AI & Technology

Keep Cool and Carry On: innovators taking the heat out of the AI expansion debate

By Professor Mercedes Maroto-Valer OBE FRSE FEI FIChemE FRSA FRSC, member of the Green Future Fellowship steering group at the Royal Academy of Engineering

Demand for Artificial Intelligence (AI) has rocketed in the last few years. What only a couple of years ago was the preserve of academia and a few big tech firms, is now firmly entrenched in everyday lives.

To meet the rampant demand for data services and accommodate the increasing sophistication of AI, the world is embarking on a data centre boom. The number of data centres in the UK is predicted to grow by a fifth in the next five years. That pales in comparison to the nearly 3,000 data centres under construction or planned in the US, taking the total to 7,000. Worldwide, data centre investment hit $61 billion in 2025.

The UK’s government has thrown its weight behind data centres – a key component of its proposed AI Growth Zones, through which it “aims to establish AI innovation hubs across the UK”.  However, it also has a mission to deliver Clean Power by 2030 and a legal obligation to reach net zero by 2050.

While the prolific increase in the number of data centres being planned brings their environmental impact into the spotlight, they could also be critical in supporting progress towards net zero carbon emissions and improvements in environmental sustainability.

Possible applications for AI range from optimising our energy consumption by managing demand on the grid, reducing waste, and monitoring the health of environmental ecosystems.

AI can also be a powerful enabler for sustainable innovation through for example the use of machine learning and digital twins to accelerate the identification of solutions. Additionally, AI could also help to quantify the impact of climate change and adaptation strategies.

In Great Britain, electricity demand is estimated at 7.6 TWh from connected data centres, according to the National Energy System Operator. This equates to all of the electricity generated by solar power over five months in the UK last year, representing a significant amount of the energy produced from renewable sources.

In Ireland, data centres are estimated to account for 21% of  total electricity consumption.

The environmental impact goes beyond electricity consumption and the associated emissions too.

Data centres can consume significant volumes of water for cooling servers. This water tends to be withdrawn and consumed from nearby sources, exposing local communities to the risk of water scarcity.  The Environment Agency’s own analysis projects that England faces a 5 billion litre per day shortfall in water supply by 2050.

But the environmental impacts could be much greater due to inconsistent accounting methods – with reports that alleged emissions could be as much as 662% higher than officially stated.

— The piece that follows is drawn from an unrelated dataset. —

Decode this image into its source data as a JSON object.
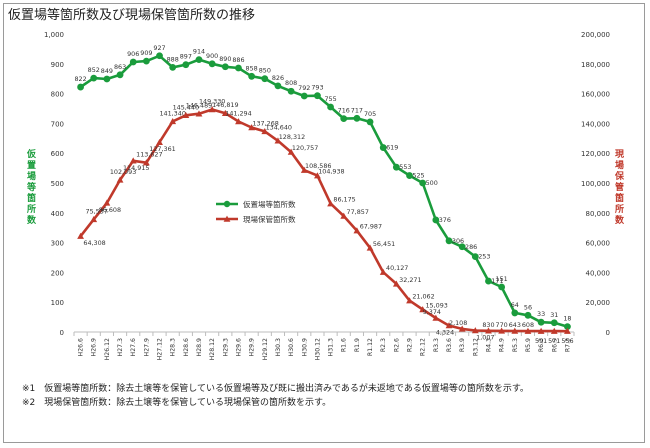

With such drastic environmental consequences, we urgently need to transform the energy efficiency and cooling needs of data centres to make AI more sustainable as it develops and its adoption grows across society.

Government policy and regulation have a very significant role to play here, as highlighted by the National Engineering Policy Centre’s calls for mandatory environmental reporting and requirements for data centres – but some wins could be achievable through research and innovation too.

The Royal Academy of Engineering has recently awarded £6 million to two innovators who aim to slash the environmental impact of data centres. The funding is part of a wider £39 million announcement of 13 new Green Future Fellowships, with a mission to scale a variety of solutions to the climate crisis into commercially viable ventures.

Dr Rostislav Mikhaylovskiy at Lancaster University is developing a new type of memory that uses extremely short bursts of terahertz radiation – light pulses a thousand times faster than today’s technology. These flip the direction of small magnets that store bits of data. Because these pulses match the magnets energy, they can switch them without creating heat. This could lead to much faster, cooler and more energy-efficient data storage in the future.

Meanwhile Dr Kilian Stenning, founder of Rayd Technologies, is scaling reconfigurable, non-linear photonic computing for energy efficient AI. He is developing brain-inspired “neuromorphic” computing that uses light (photons) to process data and images extremely efficiently, with potential for more than 10,000 times less energy than current GPU microchips.

The system can learn from small datasets where traditional AI falls short and already works for tasks like image classification and medical imaging.

By miniaturising the hardware and expanding its capabilities, this technology could drastically improve AI’s speed, data efficiency, and operational electricity consumption. This could help to make AI faster and more environmentally friendly and enable a new class of AI.

Cutting the energy demand of AI and data is critical to removing carbon emissions from the industry. Tackling heat generation can cut both the water and energy currently used for cooling.

Scaling solutions like those being developed by Dr Mikhaylovskiy and Dr Stenning into commercially viable technologies will enable their deployment in data centres around the world.

By adopting these innovations, we can not only lessen some of the most severe environmental impacts caused by data centres but also enjoy the advantages of expanding AI use in a more sustainable manner.